日本眼科学会AIプロジェクトの現状と今後

筑波大学医学医療系眼科教授
公益財団法人 日本眼科学会理事長
大鹿 哲郎 先生

 

はじめに

 現代社会のあらゆる分野にデジタルトランスフォーメーション(DX)の波が押し寄せていますが、医療ももちろん例外ではありません。しかし、DX白書2023(独立行政法人情報処理推進機構)によると、医療・福祉分野のDX化はまだ不十分で、他の産業より大きく遅れているとされます。カルテ・問診票・処方箋・物品購入手続きなど紙ベースのアナログ業務が多く残り、業務効率の改善を阻んでいるのです。

医療とAI

 医療のDX化は様々な形で進められていますが、その大きなエンジンとなるのが医療AIの活用です。
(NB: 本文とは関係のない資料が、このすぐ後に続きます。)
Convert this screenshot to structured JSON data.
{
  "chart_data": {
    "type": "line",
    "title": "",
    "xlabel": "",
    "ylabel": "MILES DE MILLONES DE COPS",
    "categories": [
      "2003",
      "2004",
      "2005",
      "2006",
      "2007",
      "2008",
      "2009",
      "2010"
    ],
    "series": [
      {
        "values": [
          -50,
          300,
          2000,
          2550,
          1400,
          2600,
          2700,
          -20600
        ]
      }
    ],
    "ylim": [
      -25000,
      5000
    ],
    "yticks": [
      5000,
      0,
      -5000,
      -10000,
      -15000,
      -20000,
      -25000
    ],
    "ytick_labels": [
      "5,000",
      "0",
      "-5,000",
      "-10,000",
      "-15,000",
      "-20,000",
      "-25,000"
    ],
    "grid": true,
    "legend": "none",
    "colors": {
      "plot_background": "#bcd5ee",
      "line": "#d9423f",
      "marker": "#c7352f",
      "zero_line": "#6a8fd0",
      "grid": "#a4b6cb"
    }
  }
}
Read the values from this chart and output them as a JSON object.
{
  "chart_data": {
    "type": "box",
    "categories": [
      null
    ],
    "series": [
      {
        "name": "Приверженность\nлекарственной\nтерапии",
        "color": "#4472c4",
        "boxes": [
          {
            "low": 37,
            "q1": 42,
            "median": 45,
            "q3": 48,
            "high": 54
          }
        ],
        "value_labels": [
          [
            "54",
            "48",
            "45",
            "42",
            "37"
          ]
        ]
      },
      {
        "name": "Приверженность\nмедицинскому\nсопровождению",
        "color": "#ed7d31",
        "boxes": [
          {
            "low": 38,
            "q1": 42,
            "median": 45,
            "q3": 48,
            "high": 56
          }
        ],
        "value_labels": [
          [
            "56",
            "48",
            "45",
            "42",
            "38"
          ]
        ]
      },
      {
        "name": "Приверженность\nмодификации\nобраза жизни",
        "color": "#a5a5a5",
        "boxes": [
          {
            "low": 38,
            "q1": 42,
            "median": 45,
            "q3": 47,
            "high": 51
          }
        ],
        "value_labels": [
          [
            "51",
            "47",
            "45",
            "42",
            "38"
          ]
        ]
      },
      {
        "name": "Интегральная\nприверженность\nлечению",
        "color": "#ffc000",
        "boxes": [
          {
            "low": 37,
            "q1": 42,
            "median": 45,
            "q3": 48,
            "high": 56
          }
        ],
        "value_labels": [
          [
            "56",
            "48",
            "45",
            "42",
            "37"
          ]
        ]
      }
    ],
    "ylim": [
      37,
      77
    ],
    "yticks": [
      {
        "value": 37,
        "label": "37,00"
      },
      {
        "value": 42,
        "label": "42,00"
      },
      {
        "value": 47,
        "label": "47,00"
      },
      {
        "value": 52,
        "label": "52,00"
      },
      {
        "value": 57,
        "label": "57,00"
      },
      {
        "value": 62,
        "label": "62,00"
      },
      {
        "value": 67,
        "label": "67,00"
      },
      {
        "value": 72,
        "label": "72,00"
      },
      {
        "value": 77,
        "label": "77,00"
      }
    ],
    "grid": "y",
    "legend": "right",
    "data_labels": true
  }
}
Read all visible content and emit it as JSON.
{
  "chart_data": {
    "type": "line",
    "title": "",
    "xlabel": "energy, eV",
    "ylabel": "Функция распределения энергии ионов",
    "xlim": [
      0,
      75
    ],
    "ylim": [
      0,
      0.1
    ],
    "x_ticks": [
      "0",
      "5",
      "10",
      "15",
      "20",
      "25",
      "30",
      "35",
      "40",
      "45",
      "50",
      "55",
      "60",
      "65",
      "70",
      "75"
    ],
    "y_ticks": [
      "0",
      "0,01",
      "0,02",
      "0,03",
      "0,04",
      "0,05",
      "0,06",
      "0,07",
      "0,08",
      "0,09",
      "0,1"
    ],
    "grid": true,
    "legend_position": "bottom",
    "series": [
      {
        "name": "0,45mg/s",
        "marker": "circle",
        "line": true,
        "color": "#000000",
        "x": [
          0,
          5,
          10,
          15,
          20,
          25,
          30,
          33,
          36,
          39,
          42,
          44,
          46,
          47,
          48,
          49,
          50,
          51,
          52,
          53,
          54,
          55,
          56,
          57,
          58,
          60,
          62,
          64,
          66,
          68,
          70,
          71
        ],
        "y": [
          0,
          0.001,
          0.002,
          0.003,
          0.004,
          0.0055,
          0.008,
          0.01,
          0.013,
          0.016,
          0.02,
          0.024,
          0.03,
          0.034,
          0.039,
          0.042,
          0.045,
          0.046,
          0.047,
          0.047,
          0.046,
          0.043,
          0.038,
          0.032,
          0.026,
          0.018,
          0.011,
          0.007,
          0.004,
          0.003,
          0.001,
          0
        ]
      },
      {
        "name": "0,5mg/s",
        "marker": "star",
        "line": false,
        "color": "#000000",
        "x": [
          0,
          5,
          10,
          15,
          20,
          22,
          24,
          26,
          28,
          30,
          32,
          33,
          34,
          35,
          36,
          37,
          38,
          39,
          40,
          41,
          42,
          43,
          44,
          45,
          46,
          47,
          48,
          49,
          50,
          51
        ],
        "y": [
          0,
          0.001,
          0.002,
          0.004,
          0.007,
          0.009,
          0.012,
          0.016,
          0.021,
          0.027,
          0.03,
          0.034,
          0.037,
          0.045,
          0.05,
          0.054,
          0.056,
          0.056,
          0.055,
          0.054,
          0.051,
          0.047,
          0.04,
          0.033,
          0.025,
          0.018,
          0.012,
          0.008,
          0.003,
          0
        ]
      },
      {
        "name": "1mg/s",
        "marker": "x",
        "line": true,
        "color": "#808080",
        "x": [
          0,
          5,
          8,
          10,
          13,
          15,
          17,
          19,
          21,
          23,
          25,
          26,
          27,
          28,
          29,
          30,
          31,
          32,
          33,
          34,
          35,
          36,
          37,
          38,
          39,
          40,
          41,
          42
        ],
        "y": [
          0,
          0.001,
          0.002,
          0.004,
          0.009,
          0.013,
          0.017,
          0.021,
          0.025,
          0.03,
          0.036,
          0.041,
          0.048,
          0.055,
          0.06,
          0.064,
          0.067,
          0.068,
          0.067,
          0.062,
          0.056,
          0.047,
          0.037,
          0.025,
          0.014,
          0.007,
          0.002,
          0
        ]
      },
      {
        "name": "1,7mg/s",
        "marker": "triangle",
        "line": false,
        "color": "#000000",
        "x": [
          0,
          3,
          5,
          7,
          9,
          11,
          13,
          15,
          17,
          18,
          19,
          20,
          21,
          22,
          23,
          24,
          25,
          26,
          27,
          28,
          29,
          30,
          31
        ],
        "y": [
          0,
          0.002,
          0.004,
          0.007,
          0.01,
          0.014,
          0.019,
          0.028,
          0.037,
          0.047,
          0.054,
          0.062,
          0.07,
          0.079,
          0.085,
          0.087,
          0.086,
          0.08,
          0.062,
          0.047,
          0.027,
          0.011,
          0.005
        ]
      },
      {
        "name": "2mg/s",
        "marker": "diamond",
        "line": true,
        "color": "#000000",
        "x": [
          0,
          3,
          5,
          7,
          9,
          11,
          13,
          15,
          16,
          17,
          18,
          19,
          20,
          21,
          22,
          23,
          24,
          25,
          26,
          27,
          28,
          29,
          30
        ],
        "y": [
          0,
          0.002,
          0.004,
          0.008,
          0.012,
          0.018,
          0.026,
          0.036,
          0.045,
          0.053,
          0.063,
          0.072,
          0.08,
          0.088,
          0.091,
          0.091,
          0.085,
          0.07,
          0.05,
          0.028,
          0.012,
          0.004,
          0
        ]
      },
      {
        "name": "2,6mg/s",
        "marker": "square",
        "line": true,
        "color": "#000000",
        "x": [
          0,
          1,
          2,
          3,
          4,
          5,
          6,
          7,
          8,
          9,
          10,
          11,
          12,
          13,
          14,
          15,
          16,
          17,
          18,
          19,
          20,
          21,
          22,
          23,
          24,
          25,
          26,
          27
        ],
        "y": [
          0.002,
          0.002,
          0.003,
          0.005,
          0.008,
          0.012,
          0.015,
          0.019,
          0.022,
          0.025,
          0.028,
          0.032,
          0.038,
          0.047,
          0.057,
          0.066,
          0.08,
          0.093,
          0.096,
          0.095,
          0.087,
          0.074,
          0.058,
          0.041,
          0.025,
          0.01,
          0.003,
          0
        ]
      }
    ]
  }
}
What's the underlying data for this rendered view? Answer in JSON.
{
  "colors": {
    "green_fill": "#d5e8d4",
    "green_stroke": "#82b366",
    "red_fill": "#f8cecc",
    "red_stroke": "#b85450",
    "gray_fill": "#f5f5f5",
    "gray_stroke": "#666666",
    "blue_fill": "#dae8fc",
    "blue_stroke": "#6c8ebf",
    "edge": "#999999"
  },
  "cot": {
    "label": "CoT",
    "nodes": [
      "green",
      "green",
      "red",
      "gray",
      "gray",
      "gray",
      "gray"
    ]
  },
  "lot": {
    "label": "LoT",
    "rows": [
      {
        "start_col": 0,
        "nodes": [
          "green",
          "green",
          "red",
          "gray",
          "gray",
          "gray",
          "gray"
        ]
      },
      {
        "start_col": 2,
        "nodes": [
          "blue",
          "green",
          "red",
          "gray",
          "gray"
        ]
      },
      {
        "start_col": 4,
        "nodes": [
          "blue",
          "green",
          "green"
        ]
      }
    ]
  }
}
医療現場では、診断、治療法・薬剤の選択などで多くの判断が求められるため、医療AIの導入によって、より正確な判断が下せるようになったり、人員不足による業務負担の軽減に役立ったりすることが期待されています。

日本眼科学会とAI

 日本眼科学会は、傘下に日本眼科AI学会と一般社団法人Japan Ocular Imaging Registry(JOI Registry)を設立し、AI・ビッグデータ関連のインフラ整備(基盤構築)を進めています。また、全国の施設から収集したデータを用いて、国立情報学研究所(NII)と共同し、AIを用いた診断補助アプリケーションの開発を進めています。

G-DATAとの連携

 ご存知の通り、眼科AIアプリケーションの社会実装に関しては、日本眼科学会+JOI Registryと、日本眼科医療機器協会(JOIA)およびその傘下の合同会社G-DATAとが緊密に連携しています。現在進行している主なプロジェクトは、網膜疾患AIと、角膜を主にした前眼部疾患AIです。
 網膜疾患診断補助AI(図1)については、独立行政法人医薬品医療機器総合機構(PMDA)の指導のもと臨床性能試験が完了し、現在はサイバーセキュリティ対策を追加している段階です。6月には検診用の網膜疾患AIアプリケーションとして申請予定です。眼科診療で使用できるより高機能なAIアプリケーションは、その後に評価・申請を行っていくという流れになります。


 前眼部疾患診断補助AI(図2)は、PMDAとのSaMD総合相談、医療機器開発前相談、医療機器全般相談を経て、性能評価試験を近々開始する段階まで来ています。アプリケーションは既に出来上がっており、データも十分にありますので、前眼部疾患AI診断支援システム「CorneAI」として承認されて市場に出るまでのプロセスが、かなり明確に見えてきた段階です。


 前眼部疾患AIに関しては、次の段階としてスマートフォンによる入力(図3)、多機能オートレフによる入力、虹彩色素の異なる人種への応用などを検討しています。
 上記以外では、眼腫瘍の診断補助AI、手術安全向上AI、眼炎症性疾患診断補助AIなど、いくつかのプロジェクトが進行中です。

 

公的資金への応募

 様々なAI事業を進めるにあたり、国立研究開発法人日本医療研究開発機構(AMED)による公的資金への応募を積極的に行っています。これまでに、G-DATAを主体とした「医工連携イノベーション推進事業:AIを活用した眼科疾患支援システムの事業化」、筑波大学を主体とした「医療機器等研究成果展開事業:前眼部疾患AI診断支援システムに関する研究開発」で研究費を獲得しています。その他、G-DATAおよび多くの間連企業の御協力を得て、産学官共同型研究型研究に応募しています。これらは、今後、眼科AIプロジェクトを発展させるにあたり、非競争領域を整備して多くの方々の共通の利益に資することを目的としています。

おわりに

 日本眼科学会がAMED研究助成「臨床研究等ICT基盤構築・人工知能実装研究事業」を得て本格的にAI事業を開始したのが2017年です。それ以来、JOIAとは様々な形で連携し、開発、研究費申請、PMDA相談などを行ってきました。2024年は、これらの努力が具体的な成果として現れてくる年になりそうです。引き続き、御協力および御指導のほどよろしくお願いいたします。